I think most of us here fully understand the relationship between the stock price and failed trials. However when the finances are in a perpetual state of disarray a picture is not painted for the market that speaks to a company that will rise from failed trials. The market cap is then excessively adversely affected and financings are excessively expensive and dilutive. Very basic business IMO.
In the case of RVX, IMO the CEO has for many years done an absolutely horrific job of getting and keeping the financial house in order and has accomplished very little to no business development (other than very recently bringing in Eversana - which IMO is a smart move). To me the company should have long ago been positioned to explore all opportunities for Apabetalone, not to mention other clinic ready compounds we've heard about but haven't seen, instead of just focussing on one extraordinarily long program which bleeds cash. Shorter programs such as HIV, Sepsis and now PAH hold the potential to bring interest and investment to the company as well as broaden the opportunity base and improve the risk profile of the company at the same time. Thus far none of these opportunities have been successfully followed up on.
IMO these glaring failures in business execution are why a ph3 company with BTD and a potentially outstanding Covid therapy sits at a market cap multiples below what it would be worth if it were competently run and in obviously solid financial shape. Don made a comment awhile back that biotechs are always looking for cash. While this is true, the well run companies always have cash on the books and therefore do not have to accept financings that devalue the company. This in turn attracts investors and supports the market price making future financings more reflective of the value inherent in the company.
As far as Zenith goes I think it could be argued either way at the time of the split. Was decreasing the opportunity base and increasing the risk profile of RVX a good trade for protecting the Zenith IP from an RVX business failure? Don never came through on his repeated promises that RVX preferreds would be protected from dilution.

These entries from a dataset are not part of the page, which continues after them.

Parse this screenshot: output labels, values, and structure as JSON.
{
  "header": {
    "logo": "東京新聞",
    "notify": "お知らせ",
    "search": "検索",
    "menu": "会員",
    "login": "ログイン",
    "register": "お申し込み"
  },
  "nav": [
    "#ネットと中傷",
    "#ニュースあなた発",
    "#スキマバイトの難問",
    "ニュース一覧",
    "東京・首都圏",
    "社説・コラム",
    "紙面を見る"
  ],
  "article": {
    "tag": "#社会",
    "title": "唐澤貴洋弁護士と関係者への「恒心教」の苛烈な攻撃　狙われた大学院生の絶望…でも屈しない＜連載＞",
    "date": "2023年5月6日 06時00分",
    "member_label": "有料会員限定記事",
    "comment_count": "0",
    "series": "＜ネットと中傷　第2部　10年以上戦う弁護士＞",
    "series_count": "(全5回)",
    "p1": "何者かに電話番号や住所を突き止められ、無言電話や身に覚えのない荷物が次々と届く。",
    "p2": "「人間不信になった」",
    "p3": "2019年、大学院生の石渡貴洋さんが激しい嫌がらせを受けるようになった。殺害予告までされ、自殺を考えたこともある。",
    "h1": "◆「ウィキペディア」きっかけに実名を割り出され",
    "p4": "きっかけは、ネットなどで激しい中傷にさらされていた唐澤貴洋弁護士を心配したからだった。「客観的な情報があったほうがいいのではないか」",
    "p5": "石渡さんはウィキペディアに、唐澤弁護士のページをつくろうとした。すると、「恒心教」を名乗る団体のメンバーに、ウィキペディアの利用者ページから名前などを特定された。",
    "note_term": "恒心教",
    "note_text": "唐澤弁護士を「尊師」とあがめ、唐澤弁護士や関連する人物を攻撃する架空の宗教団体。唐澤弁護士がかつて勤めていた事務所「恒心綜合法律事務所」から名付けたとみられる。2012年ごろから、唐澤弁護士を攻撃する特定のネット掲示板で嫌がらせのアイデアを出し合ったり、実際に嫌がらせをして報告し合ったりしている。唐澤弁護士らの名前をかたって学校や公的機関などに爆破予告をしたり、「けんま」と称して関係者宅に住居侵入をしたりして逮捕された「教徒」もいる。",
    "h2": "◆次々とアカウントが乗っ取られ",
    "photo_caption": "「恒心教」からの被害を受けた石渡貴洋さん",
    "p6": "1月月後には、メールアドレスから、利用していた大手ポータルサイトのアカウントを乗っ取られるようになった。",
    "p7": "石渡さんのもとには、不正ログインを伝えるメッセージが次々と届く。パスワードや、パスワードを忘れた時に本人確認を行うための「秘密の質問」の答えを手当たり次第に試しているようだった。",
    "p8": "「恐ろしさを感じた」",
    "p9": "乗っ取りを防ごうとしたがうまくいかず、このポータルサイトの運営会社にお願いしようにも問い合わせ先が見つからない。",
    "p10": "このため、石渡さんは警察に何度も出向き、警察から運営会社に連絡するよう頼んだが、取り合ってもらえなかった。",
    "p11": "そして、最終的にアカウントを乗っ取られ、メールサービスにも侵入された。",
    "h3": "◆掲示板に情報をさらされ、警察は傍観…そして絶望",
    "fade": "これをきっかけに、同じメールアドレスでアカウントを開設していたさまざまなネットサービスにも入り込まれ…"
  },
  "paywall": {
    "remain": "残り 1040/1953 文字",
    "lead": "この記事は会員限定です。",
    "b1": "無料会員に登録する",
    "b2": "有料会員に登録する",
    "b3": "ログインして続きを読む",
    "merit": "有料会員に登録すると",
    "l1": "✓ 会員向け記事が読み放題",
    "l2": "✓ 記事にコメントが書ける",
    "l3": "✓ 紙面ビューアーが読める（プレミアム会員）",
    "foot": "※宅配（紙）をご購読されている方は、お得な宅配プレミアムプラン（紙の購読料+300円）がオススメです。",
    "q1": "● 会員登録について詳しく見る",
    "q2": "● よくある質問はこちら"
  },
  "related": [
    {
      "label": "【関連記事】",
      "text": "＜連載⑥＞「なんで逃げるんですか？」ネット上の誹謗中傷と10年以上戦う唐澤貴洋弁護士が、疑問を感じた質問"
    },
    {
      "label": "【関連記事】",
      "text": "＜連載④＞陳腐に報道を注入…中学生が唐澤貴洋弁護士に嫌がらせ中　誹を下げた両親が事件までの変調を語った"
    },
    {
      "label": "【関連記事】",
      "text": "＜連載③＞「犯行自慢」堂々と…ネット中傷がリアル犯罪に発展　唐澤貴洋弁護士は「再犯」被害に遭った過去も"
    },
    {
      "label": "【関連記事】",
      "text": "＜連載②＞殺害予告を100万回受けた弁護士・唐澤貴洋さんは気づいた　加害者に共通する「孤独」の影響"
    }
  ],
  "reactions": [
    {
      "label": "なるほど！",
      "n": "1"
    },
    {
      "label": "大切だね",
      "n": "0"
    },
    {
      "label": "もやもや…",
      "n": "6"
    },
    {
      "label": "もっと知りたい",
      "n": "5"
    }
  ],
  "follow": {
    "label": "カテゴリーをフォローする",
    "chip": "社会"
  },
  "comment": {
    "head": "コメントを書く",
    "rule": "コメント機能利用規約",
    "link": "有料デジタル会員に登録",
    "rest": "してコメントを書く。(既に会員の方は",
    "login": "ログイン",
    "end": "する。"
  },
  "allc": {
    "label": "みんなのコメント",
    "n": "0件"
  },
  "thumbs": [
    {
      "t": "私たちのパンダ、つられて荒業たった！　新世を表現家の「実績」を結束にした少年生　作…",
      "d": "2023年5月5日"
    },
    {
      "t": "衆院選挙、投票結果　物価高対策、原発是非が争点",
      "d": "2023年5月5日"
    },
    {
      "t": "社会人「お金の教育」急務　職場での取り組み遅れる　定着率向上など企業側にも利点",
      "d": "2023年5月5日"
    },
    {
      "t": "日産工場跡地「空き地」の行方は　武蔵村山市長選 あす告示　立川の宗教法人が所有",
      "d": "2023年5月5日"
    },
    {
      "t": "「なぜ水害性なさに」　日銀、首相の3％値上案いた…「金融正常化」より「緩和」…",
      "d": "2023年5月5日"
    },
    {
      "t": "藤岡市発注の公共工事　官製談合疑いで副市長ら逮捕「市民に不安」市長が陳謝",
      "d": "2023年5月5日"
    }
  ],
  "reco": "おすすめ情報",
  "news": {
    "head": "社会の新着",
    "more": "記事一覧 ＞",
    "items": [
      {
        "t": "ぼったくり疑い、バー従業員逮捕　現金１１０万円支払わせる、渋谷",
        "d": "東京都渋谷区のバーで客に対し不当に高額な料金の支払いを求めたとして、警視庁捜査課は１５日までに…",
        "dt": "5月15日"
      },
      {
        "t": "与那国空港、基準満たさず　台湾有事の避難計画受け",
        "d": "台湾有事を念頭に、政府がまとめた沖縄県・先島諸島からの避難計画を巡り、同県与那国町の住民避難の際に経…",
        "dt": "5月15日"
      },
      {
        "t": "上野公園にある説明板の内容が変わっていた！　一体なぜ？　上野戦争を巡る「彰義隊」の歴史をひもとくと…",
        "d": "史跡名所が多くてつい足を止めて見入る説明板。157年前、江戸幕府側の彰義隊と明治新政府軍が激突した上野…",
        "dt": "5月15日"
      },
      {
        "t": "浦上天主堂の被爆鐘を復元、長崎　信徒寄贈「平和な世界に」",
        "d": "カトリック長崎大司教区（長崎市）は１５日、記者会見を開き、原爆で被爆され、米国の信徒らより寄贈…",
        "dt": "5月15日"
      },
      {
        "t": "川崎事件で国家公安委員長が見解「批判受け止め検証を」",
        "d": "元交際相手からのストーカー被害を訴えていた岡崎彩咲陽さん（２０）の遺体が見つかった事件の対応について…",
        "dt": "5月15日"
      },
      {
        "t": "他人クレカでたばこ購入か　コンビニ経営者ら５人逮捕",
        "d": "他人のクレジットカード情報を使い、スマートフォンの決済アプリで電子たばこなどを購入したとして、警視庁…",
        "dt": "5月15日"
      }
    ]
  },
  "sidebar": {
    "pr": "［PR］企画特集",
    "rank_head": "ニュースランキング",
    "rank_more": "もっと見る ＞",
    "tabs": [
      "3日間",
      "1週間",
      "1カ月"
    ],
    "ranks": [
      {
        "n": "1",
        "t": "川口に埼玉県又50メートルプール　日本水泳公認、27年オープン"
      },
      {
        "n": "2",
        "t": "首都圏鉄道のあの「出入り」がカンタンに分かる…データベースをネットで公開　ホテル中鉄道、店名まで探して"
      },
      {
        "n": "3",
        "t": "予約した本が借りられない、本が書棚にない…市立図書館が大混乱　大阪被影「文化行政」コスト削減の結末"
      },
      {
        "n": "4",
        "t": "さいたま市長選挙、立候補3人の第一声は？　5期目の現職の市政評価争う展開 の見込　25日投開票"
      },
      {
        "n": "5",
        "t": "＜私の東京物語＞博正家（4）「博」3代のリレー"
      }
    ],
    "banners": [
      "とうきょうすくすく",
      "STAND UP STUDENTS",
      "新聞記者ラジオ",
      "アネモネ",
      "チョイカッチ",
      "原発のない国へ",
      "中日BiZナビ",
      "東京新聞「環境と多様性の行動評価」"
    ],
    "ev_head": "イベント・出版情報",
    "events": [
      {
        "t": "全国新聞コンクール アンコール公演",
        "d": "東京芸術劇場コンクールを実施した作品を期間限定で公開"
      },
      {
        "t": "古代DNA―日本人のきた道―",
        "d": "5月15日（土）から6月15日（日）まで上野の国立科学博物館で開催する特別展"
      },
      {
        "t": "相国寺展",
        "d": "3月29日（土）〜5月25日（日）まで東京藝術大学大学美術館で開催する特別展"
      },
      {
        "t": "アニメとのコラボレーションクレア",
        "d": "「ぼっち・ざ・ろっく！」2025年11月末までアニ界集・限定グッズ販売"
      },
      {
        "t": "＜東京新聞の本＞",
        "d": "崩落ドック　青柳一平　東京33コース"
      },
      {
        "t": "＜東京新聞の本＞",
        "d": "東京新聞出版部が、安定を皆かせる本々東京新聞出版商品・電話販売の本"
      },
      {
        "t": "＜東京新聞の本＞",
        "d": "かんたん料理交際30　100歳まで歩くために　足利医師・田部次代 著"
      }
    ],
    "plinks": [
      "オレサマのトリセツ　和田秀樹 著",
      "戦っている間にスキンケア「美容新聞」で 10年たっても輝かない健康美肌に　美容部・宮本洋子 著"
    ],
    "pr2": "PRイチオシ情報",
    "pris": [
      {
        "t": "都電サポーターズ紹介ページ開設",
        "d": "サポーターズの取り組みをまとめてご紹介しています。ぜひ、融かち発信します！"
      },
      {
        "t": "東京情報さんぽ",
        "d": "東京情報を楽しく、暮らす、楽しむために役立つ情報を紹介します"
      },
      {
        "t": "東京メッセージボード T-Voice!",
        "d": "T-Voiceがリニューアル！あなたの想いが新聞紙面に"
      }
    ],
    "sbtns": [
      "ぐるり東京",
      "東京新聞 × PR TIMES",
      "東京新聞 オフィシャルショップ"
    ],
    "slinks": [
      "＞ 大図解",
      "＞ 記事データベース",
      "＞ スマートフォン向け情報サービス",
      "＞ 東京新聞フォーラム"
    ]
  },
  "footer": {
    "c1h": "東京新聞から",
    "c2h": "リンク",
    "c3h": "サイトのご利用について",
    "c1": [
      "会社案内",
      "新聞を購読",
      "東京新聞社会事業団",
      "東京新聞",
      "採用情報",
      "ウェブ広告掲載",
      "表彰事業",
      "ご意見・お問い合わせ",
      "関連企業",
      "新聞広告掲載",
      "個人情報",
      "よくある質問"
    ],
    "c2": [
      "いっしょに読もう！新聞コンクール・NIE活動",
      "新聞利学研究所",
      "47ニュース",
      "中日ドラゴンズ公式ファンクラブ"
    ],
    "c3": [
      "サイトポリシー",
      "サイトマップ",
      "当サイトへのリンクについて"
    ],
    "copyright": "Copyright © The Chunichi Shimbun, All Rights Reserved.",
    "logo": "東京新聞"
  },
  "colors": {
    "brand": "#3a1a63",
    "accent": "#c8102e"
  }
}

One of the advantages of a private company is that financings generally tend to be more reflective of the EV of the company and are not susceptible to the vagaries of the stock market. The trade off is greatly decreased liquidity for investors. The sale of Constellation set a very relevant bench mark for the value of a phase2 epigenetic cancer program but yet Zenith, with arguably more advanced science, is doing financings at about 13% of the bench mark. Are investors reaping the benefits of the advantages of being in a private company? Will investors be getting an opportunity at fairly priced liquidity in the near term? Should the CEO be doing a better job or be replaced? After almost 9 years, fair questions IMO.